Bush signs executive order barring union rights for some federal workers News
Bush signs executive order barring union rights for some federal workers

[JURIST] US President George W. Bush issued an executive order [text] on Monday that defined the primary objective of some 8600 federal agency employees to be national security-related, rendering them ineligible for Federal Labor-Management Relations Program [5 U.S.C. § 7101 et seq. text] coverage such as collective bargaining rights. The order says:

The subdivisions of the Departments of Energy, Homeland Security, Justice, Transportation, and the Treasury set forth in . . . this order are hereby determined to have as a primary function intelligence, counterintelligence, investigative, or national security work. It is further determined that chapter 71 of title 5, United States Code, cannot be applied to these subdivisions in a manner consistent with national security requirements and considerations.

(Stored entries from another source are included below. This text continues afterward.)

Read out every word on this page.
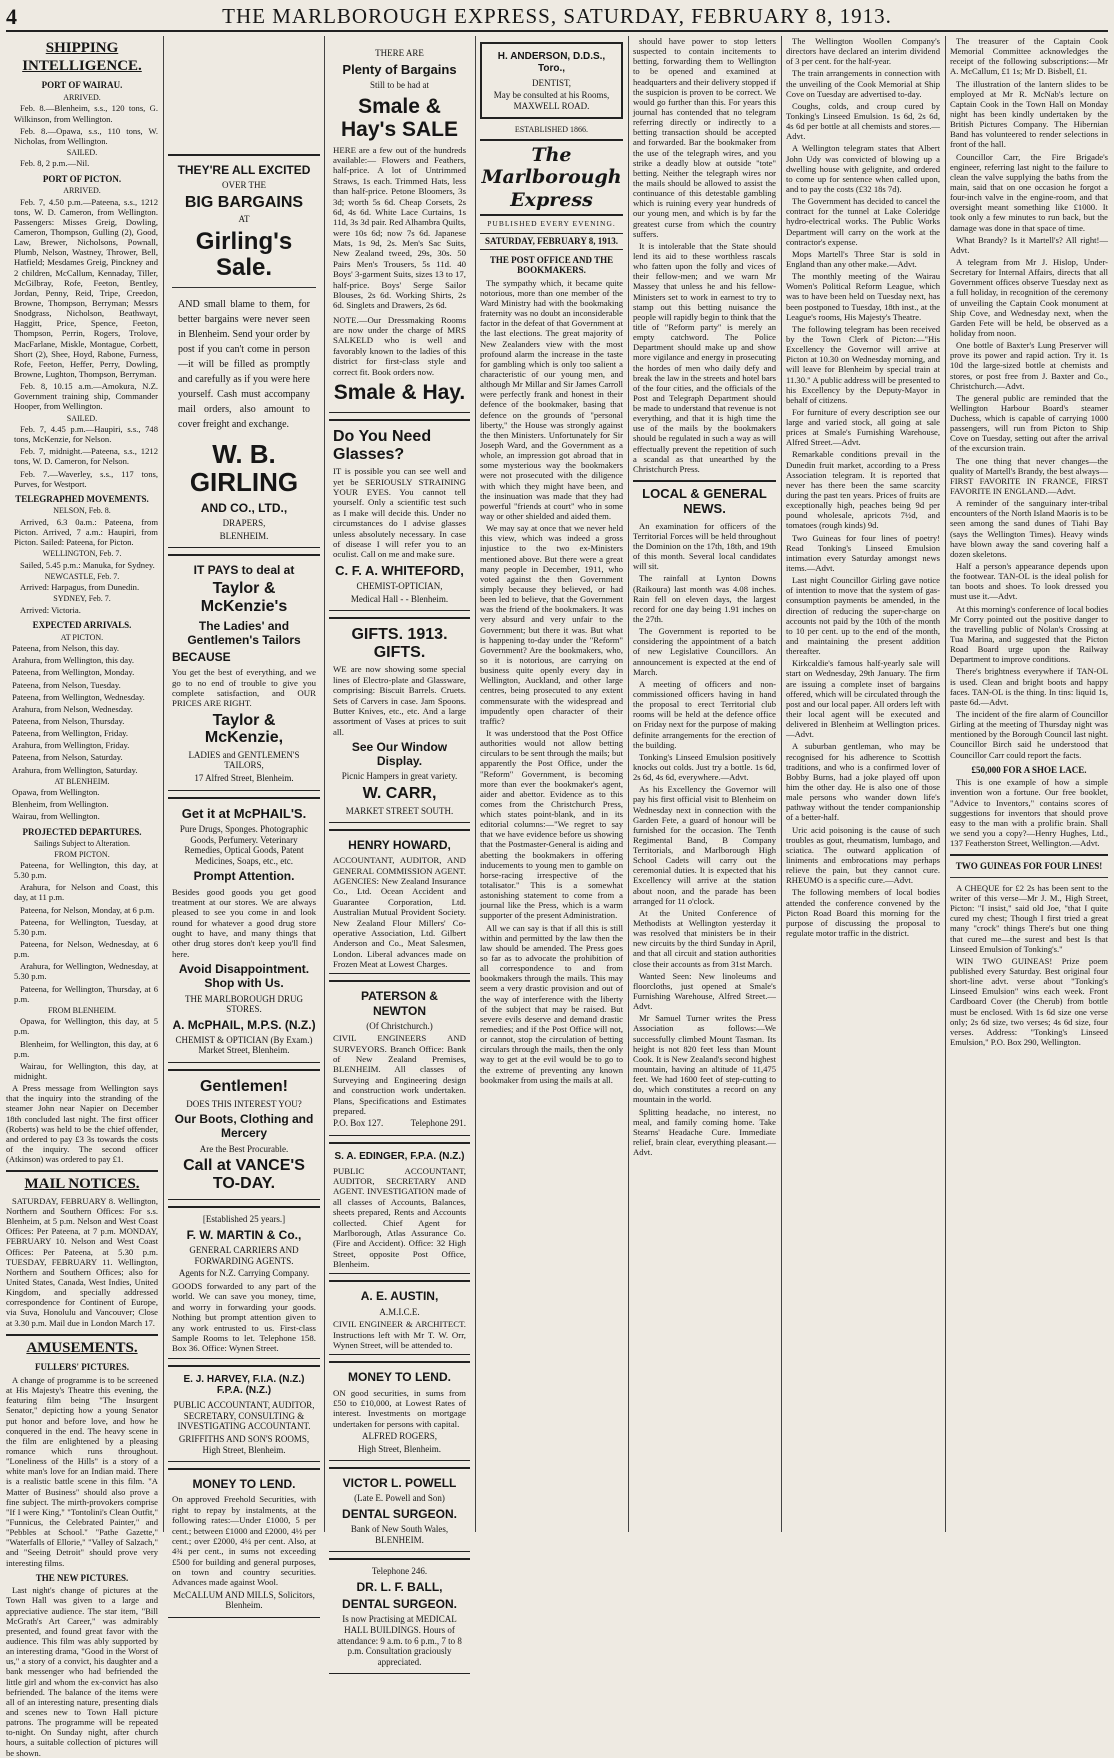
4	THE MARLBOROUGH EXPRESS, SATURDAY, FEBRUARY 8, 1913.
SHIPPING INTELLIGENCE.
PORT OF WAIRAU.
ARRIVED.

Feb. 8.—Blenheim, s.s., 120 tons, G. Wilkinson, from Wellington.

Feb. 8.—Opawa, s.s., 110 tons, W. Nicholas, from Wellington.

SAILED.

Feb. 8, 2 p.m.—Nil.

PORT OF PICTON.
ARRIVED.

Feb. 7, 4.50 p.m.—Pateena, s.s., 1212 tons, W. D. Cameron, from Wellington. Passengers: Misses Greig, Dowling, Cameron, Thompson, Gulling (2), Good, Law, Brewer, Nicholsons, Pownall, Plumb, Nelson, Wastney, Thrower, Bell, Hatfield; Mesdames Greig, Pinckney and 2 children, McCallum, Kennaday, Tiller, McGilbray, Rofe, Feeton, Bentley, Jordan, Penny, Reid, Tripe, Creedon, Browne, Thompson, Berryman; Messrs Snodgrass, Nicholson, Beathwayt, Haggitt, Price, Spence, Feeton, Thompson, Perrin, Rogers, Trolove, MacFarlane, Miskle, Montague, Corbett, Short (2), Shee, Hoyd, Rabone, Furness, Rofe, Feeton, Heffer, Perry, Dowling, Browne, Lughton, Thompson, Berryman.

Feb. 8, 10.15 a.m.—Amokura, N.Z. Government training ship, Commander Hooper, from Wellington.

SAILED.

Feb. 7, 4.45 p.m.—Haupiri, s.s., 748 tons, McKenzie, for Nelson.

Feb. 7, midnight.—Pateena, s.s., 1212 tons, W. D. Cameron, for Nelson.

Feb. 7.—Waverley, s.s., 117 tons, Purves, for Westport.

TELEGRAPHED MOVEMENTS.
NELSON, Feb. 8.

Arrived, 6.3 0a.m.: Pateena, from Picton. Arrived, 7 a.m.: Haupiri, from Picton. Sailed: Pateena, for Picton.

WELLINGTON, Feb. 7.

Sailed, 5.45 p.m.: Manuka, for Sydney.

NEWCASTLE, Feb. 7.

Arrived: Harpagus, from Dunedin.

SYDNEY, Feb. 7.

Arrived: Victoria.

EXPECTED ARRIVALS.
AT PICTON.

Pateena, from Nelson, this day.

Arahura, from Wellington, this day.

Pateena, from Wellington, Monday.

Pateena, from Nelson, Tuesday.

Pateena, from Wellington, Wednesday.

Arahura, from Nelson, Wednesday.

Pateena, from Nelson, Thursday.

Pateena, from Wellington, Friday.

Arahura, from Wellington, Friday.

Pateena, from Nelson, Saturday.

Arahura, from Wellington, Saturday.

AT BLENHEIM.

Opawa, from Wellington.

Blenheim, from Wellington.

Wairau, from Wellington.

PROJECTED DEPARTURES.
Sailings Subject to Alteration.
FROM PICTON.

Pateena, for Wellington, this day, at 5.30 p.m.

Arahura, for Nelson and Coast, this day, at 11 p.m.

Pateena, for Nelson, Monday, at 6 p.m.

Pateena, for Wellington, Tuesday, at 5.30 p.m.

Pateena, for Nelson, Wednesday, at 6 p.m.

Arahura, for Wellington, Wednesday, at 5.30 p.m.

Pateena, for Wellington, Thursday, at 6 p.m.

FROM BLENHEIM.

Opawa, for Wellington, this day, at 5 p.m.

Blenheim, for Wellington, this day, at 6 p.m.

Wairau, for Wellington, this day, at midnight.

A Press message from Wellington says that the inquiry into the stranding of the steamer John near Napier on December 18th concluded last night. The first officer (Roberts) was held to be the chief offender, and ordered to pay £3 3s towards the costs of the inquiry. The second officer (Atkinson) was ordered to pay £1.

MAIL NOTICES.

SATURDAY, FEBRUARY 8. Wellington, Northern and Southern Offices: For s.s. Blenheim, at 5 p.m. Nelson and West Coast Offices: Per Pateena, at 7 p.m. MONDAY, FEBRUARY 10. Nelson and West Coast Offices: Per Pateena, at 5.30 p.m. TUESDAY, FEBRUARY 11. Wellington, Northern and Southern Offices; also for United States, Canada, West Indies, United Kingdom, and specially addressed correspondence for Continent of Europe, via Suva, Honolulu and Vancouver; Close at 3.30 p.m. Mail due in London March 17.

AMUSEMENTS.
FULLERS' PICTURES.

A change of programme is to be screened at His Majesty's Theatre this evening, the featuring film being "The Insurgent Senator," depicting how a young Senator put honor and before love, and how he conquered in the end. The heavy scene in the film are enlightened by a pleasing romance which runs throughout. "Loneliness of the Hills" is a story of a white man's love for an Indian maid. There is a realistic battle scene in this film. "A Matter of Business" should also prove a fine subject. The mirth-provokers comprise "If I were King," "Tontolini's Clean Outfit," "Funnicus, the Celebrated Painter," and "Pebbles at School." "Pathe Gazette," "Waterfalls of Ellorie," "Valley of Salzach," and "Seeing Detroit" should prove very interesting films.

THE NEW PICTURES.

Last night's change of pictures at the Town Hall was given to a large and appreciative audience. The star item, "Bill McGrath's Art Career," was admirably presented, and found great favor with the audience. This film was ably supported by an interesting drama, "Good in the Worst of us," a story of a convict, his daughter and a bank messenger who had befriended the little girl and whom the ex-convict has also befriended. The balance of the items were all of an interesting nature, presenting dials and scenes new to Town Hall picture patrons. The programme will be repeated to-night. On Sunday night, after church hours, a suitable collection of pictures will be shown.

THEY'RE ALL EXCITED
OVER THE
BIG BARGAINS
AT
Girling's Sale.
AND small blame to them, for better bargains were never seen in Blenheim. Send your order by post if you can't come in person—it will be filled as promptly and carefully as if you were here yourself. Cash must accompany mail orders, also amount to cover freight and exchange.
W. B. GIRLING
AND CO., LTD.,
DRAPERS,
BLENHEIM.
IT PAYS to deal at
Taylor & McKenzie's
The Ladies' and Gentlemen's Tailors
BECAUSE
You get the best of everything, and we go to no end of trouble to give you complete satisfaction, and OUR PRICES ARE RIGHT.
Taylor & McKenzie,
LADIES and GENTLEMEN'S TAILORS,
17 Alfred Street, Blenheim.
Get it at McPHAIL'S.
Pure Drugs, Sponges. Photographic Goods, Perfumery. Veterinary Remedies, Optical Goods, Patent Medicines, Soaps, etc., etc.
Prompt Attention.
Besides good goods you get good treatment at our stores. We are always pleased to see you come in and look round for whatever a good drug store ought to have, and many things that other drug stores don't keep you'll find here.
Avoid Disappointment. Shop with Us.
THE MARLBOROUGH DRUG STORES.
A. McPHAIL, M.P.S. (N.Z.)
CHEMIST & OPTICIAN (By Exam.) Market Street, Blenheim.
Gentlemen!
DOES THIS INTEREST YOU?
Our Boots, Clothing and Mercery
Are the Best Procurable.
Call at VANCE'S TO-DAY.
[Established 25 years.]
F. W. MARTIN & Co.,
GENERAL CARRIERS AND FORWARDING AGENTS.
Agents for N.Z. Carrying Company.
GOODS forwarded to any part of the world. We can save you money, time, and worry in forwarding your goods. Nothing but prompt attention given to any work entrusted to us. First-class Sample Rooms to let. Telephone 158. Box 36. Office: Wynen Street.
E. J. HARVEY, F.I.A. (N.Z.) F.P.A. (N.Z.)
PUBLIC ACCOUNTANT, AUDITOR, SECRETARY, CONSULTING & INVESTIGATING ACCOUNTANT.
GRIFFITHS AND SON'S ROOMS, High Street, Blenheim.
MONEY TO LEND.
On approved Freehold Securities, with right to repay by instalments, at the following rates:—Under £1000, 5 per cent.; between £1000 and £2000, 4½ per cent.; over £2000, 4¼ per cent. Also, at 4¾ per cent., in sums not exceeding £500 for building and general purposes, on town and country securities. Advances made against Wool.
McCALLUM AND MILLS, Solicitors, Blenheim.
THERE ARE
Plenty of Bargains
Still to be had at
Smale & Hay's SALE
HERE are a few out of the hundreds available:— Flowers and Feathers, half-price. A lot of Untrimmed Straws, 1s each. Trimmed Hats, less than half-price. Petone Bloomers, 3s 3d; worth 5s 6d. Cheap Corsets, 2s 6d, 4s 6d. White Lace Curtains, 1s 11d, 3s 3d pair. Red Alhambra Quilts, were 10s 6d; now 7s 6d. Japanese Mats, 1s 9d, 2s. Men's Sac Suits, New Zealand tweed, 29s, 30s. 50 Pairs Men's Trousers, 5s 11d. 40 Boys' 3-garment Suits, sizes 13 to 17, half-price. Boys' Serge Sailor Blouses, 2s 6d. Working Shirts, 2s 6d. Singlets and Drawers, 2s 6d.
NOTE.—Our Dressmaking Rooms are now under the charge of MRS SALKELD who is well and favorably known to the ladies of this district for first-class style and correct fit. Book orders now.
Smale & Hay.
Do You Need Glasses?
IT is possible you can see well and yet be SERIOUSLY STRAINING YOUR EYES. You cannot tell yourself. Only a scientific test such as I make will decide this. Under no circumstances do I advise glasses unless absolutely necessary. In case of disease I will refer you to an oculist. Call on me and make sure.
C. F. A. WHITEFORD,
CHEMIST-OPTICIAN,
Medical Hall - - Blenheim.
GIFTS. 1913. GIFTS.
WE are now showing some special lines of Electro-plate and Glassware, comprising: Biscuit Barrels. Cruets. Sets of Carvers in case. Jam Spoons. Butter Knives, etc., etc. And a large assortment of Vases at prices to suit all.
See Our Window Display.
Picnic Hampers in great variety.
W. CARR,
MARKET STREET SOUTH.
HENRY HOWARD,
ACCOUNTANT, AUDITOR, AND GENERAL COMMISSION AGENT. AGENCIES: New Zealand Insurance Co., Ltd. Ocean Accident and Guarantee Corporation, Ltd. Australian Mutual Provident Society. New Zealand Flour Millers' Co-operative Association, Ltd. Gilbert Anderson and Co., Meat Salesmen, London. Liberal advances made on Frozen Meat at Lowest Charges.
PATERSON & NEWTON
(Of Christchurch.)
CIVIL ENGINEERS AND SURVEYORS. Branch Office: Bank of New Zealand Premises, BLENHEIM. All classes of Surveying and Engineering design and construction work undertaken. Plans, Specifications and Estimates prepared.
P.O. Box 127.	Telephone 291.
S. A. EDINGER, F.P.A. (N.Z.)
PUBLIC ACCOUNTANT, AUDITOR, SECRETARY AND AGENT. INVESTIGATION made of all classes of Accounts, Balances, sheets prepared, Rents and Accounts collected. Chief Agent for Marlborough, Atlas Assurance Co. (Fire and Accident). Office: 32 High Street, opposite Post Office, Blenheim.
A. E. AUSTIN,
A.M.I.C.E.
CIVIL ENGINEER & ARCHITECT. Instructions left with Mr T. W. Orr, Wynen Street, will be attended to.
MONEY TO LEND.
ON good securities, in sums from £50 to £10,000, at Lowest Rates of interest. Investments on mortgage undertaken for persons with capital.
ALFRED ROGERS,
High Street, Blenheim.
VICTOR L. POWELL
(Late E. Powell and Son)
DENTAL SURGEON.
Bank of New South Wales, BLENHEIM.
Telephone 246.
DR. L. F. BALL,
DENTAL SURGEON.
Is now Practising at MEDICAL HALL BUILDINGS. Hours of attendance: 9 a.m. to 6 p.m., 7 to 8 p.m. Consultation graciously appreciated.
H. ANDERSON, D.D.S., Toro.,
DENTIST,
May be consulted at his Rooms, MAXWELL ROAD.
ESTABLISHED 1866.
The Marlborough Express
PUBLISHED EVERY EVENING.
SATURDAY, FEBRUARY 8, 1913.
THE POST OFFICE AND THE BOOKMAKERS.

The sympathy which, it became quite notorious, more than one member of the Ward Ministry had with the bookmaking fraternity was no doubt an inconsiderable factor in the defeat of that Government at the last elections. The great majority of New Zealanders view with the most profound alarm the increase in the taste for gambling which is only too salient a characteristic of our young men, and although Mr Millar and Sir James Carroll were perfectly frank and honest in their defence of the bookmaker, basing that defence on the grounds of "personal liberty," the House was strongly against the then Ministers. Unfortunately for Sir Joseph Ward, and the Government as a whole, an impression got abroad that in some mysterious way the bookmakers were not prosecuted with the diligence with which they might have been, and the insinuation was made that they had powerful "friends at court" who in some way or other shielded and aided them.

We may say at once that we never held this view, which was indeed a gross injustice to the two ex-Ministers mentioned above. But there were a great many people in December, 1911, who voted against the then Government simply because they believed, or had been led to believe, that the Government was the friend of the bookmakers. It was very absurd and very unfair to the Government; but there it was. But what is happening to-day under the "Reform" Government? Are the bookmakers, who, so it is notorious, are carrying on business quite openly every day in Wellington, Auckland, and other large centres, being prosecuted to any extent commensurate with the widespread and impudently open character of their traffic?

It was understood that the Post Office authorities would not allow betting circulars to be sent through the mails; but apparently the Post Office, under the "Reform" Government, is becoming more than ever the bookmaker's agent, aider and abettor. Evidence as to this comes from the Christchurch Press, which states point-blank, and in its editorial columns:—"We regret to say that we have evidence before us showing that the Postmaster-General is aiding and abetting the bookmakers in offering inducements to young men to gamble on horse-racing irrespective of the totalisator." This is a somewhat astonishing statement to come from a journal like the Press, which is a warm supporter of the present Administration.

All we can say is that if all this is still within and permitted by the law then the law should be amended. The Press goes so far as to advocate the prohibition of all correspondence to and from bookmakers through the mails. This may seem a very drastic provision and out of the way of interference with the liberty of the subject that may be raised. But severe evils deserve and demand drastic remedies; and if the Post Office will not, or cannot, stop the circulation of betting circulars through the mails, then the only way to get at the evil would be to go to the extreme of preventing any known bookmaker from using the mails at all.

should have power to stop letters suspected to contain incitements to betting, forwarding them to Wellington to be opened and examined at headquarters and their delivery stopped if the suspicion is proven to be correct. We would go further than this. For years this journal has contended that no telegram referring directly or indirectly to a betting transaction should be accepted and forwarded. Bar the bookmaker from the use of the telegraph wires, and you strike a deadly blow at outside "tote" betting. Neither the telegraph wires nor the mails should be allowed to assist the continuance of this detestable gambling which is ruining every year hundreds of our young men, and which is by far the greatest curse from which the country suffers.

It is intolerable that the State should lend its aid to these worthless rascals who fatten upon the folly and vices of their fellow-men; and we warn Mr Massey that unless he and his fellow-Ministers set to work in earnest to try to stamp out this betting nuisance the people will rapidly begin to think that the title of "Reform party" is merely an empty catchword. The Police Department should make up and show more vigilance and energy in prosecuting the hordes of men who daily defy and break the law in the streets and hotel bars of the four cities, and the officials of the Post and Telegraph Department should be made to understand that revenue is not everything, and that it is high time the use of the mails by the bookmakers should be regulated in such a way as will effectually prevent the repetition of such a scandal as that unearthed by the Christchurch Press.

LOCAL & GENERAL NEWS.

An examination for officers of the Territorial Forces will be held throughout the Dominion on the 17th, 18th, and 19th of this month. Several local candidates will sit.

The rainfall at Lynton Downs (Raikoura) last month was 4.08 inches. Rain fell on eleven days, the largest record for one day being 1.91 inches on the 27th.

The Government is reported to be considering the appointment of a batch of new Legislative Councillors. An announcement is expected at the end of March.

A meeting of officers and non-commissioned officers having in hand the proposal to erect Territorial club rooms will be held at the defence office on Friday next for the purpose of making definite arrangements for the erection of the building.

Tonking's Linseed Emulsion positively knocks out colds. Just try a bottle. 1s 6d, 2s 6d, 4s 6d, everywhere.—Advt.

As his Excellency the Governor will pay his first official visit to Blenheim on Wednesday next in connection with the Garden Fete, a guard of honour will be furnished for the occasion. The Tenth Regimental Band, B Company Territorials, and Marlborough High School Cadets will carry out the ceremonial duties. It is expected that his Excellency will arrive at the station about noon, and the parade has been arranged for 11 o'clock.

At the United Conference of Methodists at Wellington yesterday it was resolved that ministers be in their new circuits by the third Sunday in April, and that all circuit and station authorities close their accounts as from 31st March.

Wanted Seen: New linoleums and floorcloths, just opened at Smale's Furnishing Warehouse, Alfred Street.—Advt.

Mr Samuel Turner writes the Press Association as follows:—We successfully climbed Mount Tasman. Its height is not 820 feet less than Mount Cook. It is New Zealand's second highest mountain, having an altitude of 11,475 feet. We had 1600 feet of step-cutting to do, which constitutes a record on any mountain in the world.

Splitting headache, no interest, no meal, and family coming home. Take Stearns' Headache Cure. Immediate relief, brain clear, everything pleasant.—Advt.

The Wellington Woollen Company's directors have declared an interim dividend of 3 per cent. for the half-year.

The train arrangements in connection with the unveiling of the Cook Memorial at Ship Cove on Tuesday are advertised to-day.

Coughs, colds, and croup cured by Tonking's Linseed Emulsion. 1s 6d, 2s 6d, 4s 6d per bottle at all chemists and stores.—Advt.

A Wellington telegram states that Albert John Udy was convicted of blowing up a dwelling house with gelignite, and ordered to come up for sentence when called upon, and to pay the costs (£32 18s 7d).

The Government has decided to cancel the contract for the tunnel at Lake Coleridge hydro-electrical works. The Public Works Department will carry on the work at the contractor's expense.

Mops Martell's Three Star is sold in England than any other make.—Advt.

The monthly meeting of the Wairau Women's Political Reform League, which was to have been held on Tuesday next, has been postponed to Tuesday, 18th inst., at the League's rooms, His Majesty's Theatre.

The following telegram has been received by the Town Clerk of Picton:—"His Excellency the Governor will arrive at Picton at 10.30 on Wednesday morning, and will leave for Blenheim by special train at 11.30." A public address will be presented to his Excellency by the Deputy-Mayor in behalf of citizens.

For furniture of every description see our large and varied stock, all going at sale prices at Smale's Furnishing Warehouse, Alfred Street.—Advt.

Remarkable conditions prevail in the Dunedin fruit market, according to a Press Association telegram. It is reported that never has there been the same scarcity during the past ten years. Prices of fruits are exceptionally high, peaches being 9d per pound wholesale, apricots 7½d, and tomatoes (rough kinds) 9d.

Two Guineas for four lines of poetry! Read Tonking's Linseed Emulsion intimation every Saturday amongst news items.—Advt.

Last night Councillor Girling gave notice of intention to move that the system of gas-consumption payments be amended, in the direction of reducing the super-charge on accounts not paid by the 10th of the month to 10 per cent. up to the end of the month, and maintaining the present addition thereafter.

Kirkcaldie's famous half-yearly sale will start on Wednesday, 29th January. The firm are issuing a complete inset of bargains offered, which will be circulated through the post and our local paper. All orders left with their local agent will be executed and delivered in Blenheim at Wellington prices.—Advt.

A suburban gentleman, who may be recognised for his adherence to Scottish traditions, and who is a confirmed lover of Bobby Burns, had a joke played off upon him the other day. He is also one of those male persons who wander down life's pathway without the tender companionship of a better-half.

Uric acid poisoning is the cause of such troubles as gout, rheumatism, lumbago, and sciatica. The outward application of liniments and embrocations may perhaps relieve the pain, but they cannot cure. RHEUMO is a specific cure.—Advt.

The following members of local bodies attended the conference convened by the Picton Road Board this morning for the purpose of discussing the proposal to regulate motor traffic in the district.

The treasurer of the Captain Cook Memorial Committee acknowledges the receipt of the following subscriptions:—Mr A. McCallum, £1 1s; Mr D. Bisbell, £1.

The illustration of the lantern slides to be employed at Mr R. McNab's lecture on Captain Cook in the Town Hall on Monday night has been kindly undertaken by the British Pictures Company. The Hibernian Band has volunteered to render selections in front of the hall.

Councillor Carr, the Fire Brigade's engineer, referring last night to the failure to clean the valve supplying the baths from the main, said that on one occasion he forgot a four-inch valve in the engine-room, and that oversight meant something like £1000. It took only a few minutes to run back, but the damage was done in that space of time.

What Brandy? Is it Martell's? All right!—Advt.

A telegram from Mr J. Hislop, Under-Secretary for Internal Affairs, directs that all Government offices observe Tuesday next as a full holiday, in recognition of the ceremony of unveiling the Captain Cook monument at Ship Cove, and Wednesday next, when the Garden Fete will be held, be observed as a holiday from noon.

One bottle of Baxter's Lung Preserver will prove its power and rapid action. Try it. 1s 10d the large-sized bottle at chemists and stores, or post free from J. Baxter and Co., Christchurch.—Advt.

The general public are reminded that the Wellington Harbour Board's steamer Duchess, which is capable of carrying 1000 passengers, will run from Picton to Ship Cove on Tuesday, setting out after the arrival of the excursion train.

The one thing that never changes—the quality of Martell's Brandy, the best always—FIRST FAVORITE IN FRANCE, FIRST FAVORITE IN ENGLAND.—Advt.

A reminder of the sanguinary inter-tribal encounters of the North Island Maoris is to be seen among the sand dunes of Tiahi Bay (says the Wellington Times). Heavy winds have blown away the sand covering half a dozen skeletons.

Half a person's appearance depends upon the footwear. TAN-OL is the ideal polish for tan boots and shoes. To look dressed you must use it.—Advt.

At this morning's conference of local bodies Mr Corry pointed out the positive danger to the travelling public of Nolan's Crossing at Tua Marina, and suggested that the Picton Road Board urge upon the Railway Department to improve conditions.

There's brightness everywhere if TAN-OL is used. Clean and bright boots and happy faces. TAN-OL is the thing. In tins: liquid 1s, paste 6d.—Advt.

The incident of the fire alarm of Councillor Girling at the meeting of Thursday night was mentioned by the Borough Council last night. Councillor Birch said he understood that Councillor Carr could report the facts.

£50,000 FOR A SHOE LACE.

This is one example of how a simple invention won a fortune. Our free booklet, "Advice to Inventors," contains scores of suggestions for inventors that should prove easy to the man with a prolific brain. Shall we send you a copy?—Henry Hughes, Ltd., 137 Featherston Street, Wellington.—Advt.

TWO GUINEAS FOR FOUR LINES!

A CHEQUE for £2 2s has been sent to the writer of this verse—Mr J. M., High Street, Picton: "I insist," said old Joe, "that I quite cured my chest; Though I first tried a great many "crock" things There's but one thing that cured me—the surest and best Is that Linseed Emulsion of Tonking's."

WIN TWO GUINEAS! Prize poem published every Saturday. Best original four short-line advt. verse about "Tonking's Linseed Emulsion" wins each week. Front Cardboard Cover (the Cherub) from bottle must be enclosed. With 1s 6d size one verse only; 2s 6d size, two verses; 4s 6d size, four verses. Address: "Tonking's Linseed Emulsion," P.O. Box 290, Wellington.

Among the affected subdivisions are the Bureau of Alcohol, Tobacco, Firearms, and Explosives, the Department of Energy's Savannah River Operations Office, and certain offices of Immigration and Customs Enforcement, Customs and Border Protection, Federal Emergency Management Agency, Transportation Security Administration, and the US Coast Guard [official websites]. Of the affected federal employees, approximately 900 were affiliated with a union at the time of the order. A representative of the National Treasury Employees Union [advocacy website] said that the collective bargaining groups will work with the Obama administration [NYT report] to overturn the order.

Last year, Bush threatened to veto [JURIST report] an anti-terror bill if provisions allowing Transportation Security Administration airport screeners to unionize were included in the final version of the bill. The Senate adopted a weakened version [JURIST report] in which collective bargaining over working conditions would not extend to pay, TSA screeners would not be permitted to strike during times of emergency, and the government would be permitted to "take whatever actions may be necessary to carry out the agency mission during emergencies, newly imminent threats, or intelligence indicating a newly imminent emergency risk." In 2005, a federal court blocked [NYT report] the Bush administration's personnel rules which would have stripped all Department of Homeland Security employees [JURIST report] of their collective bargaining rights.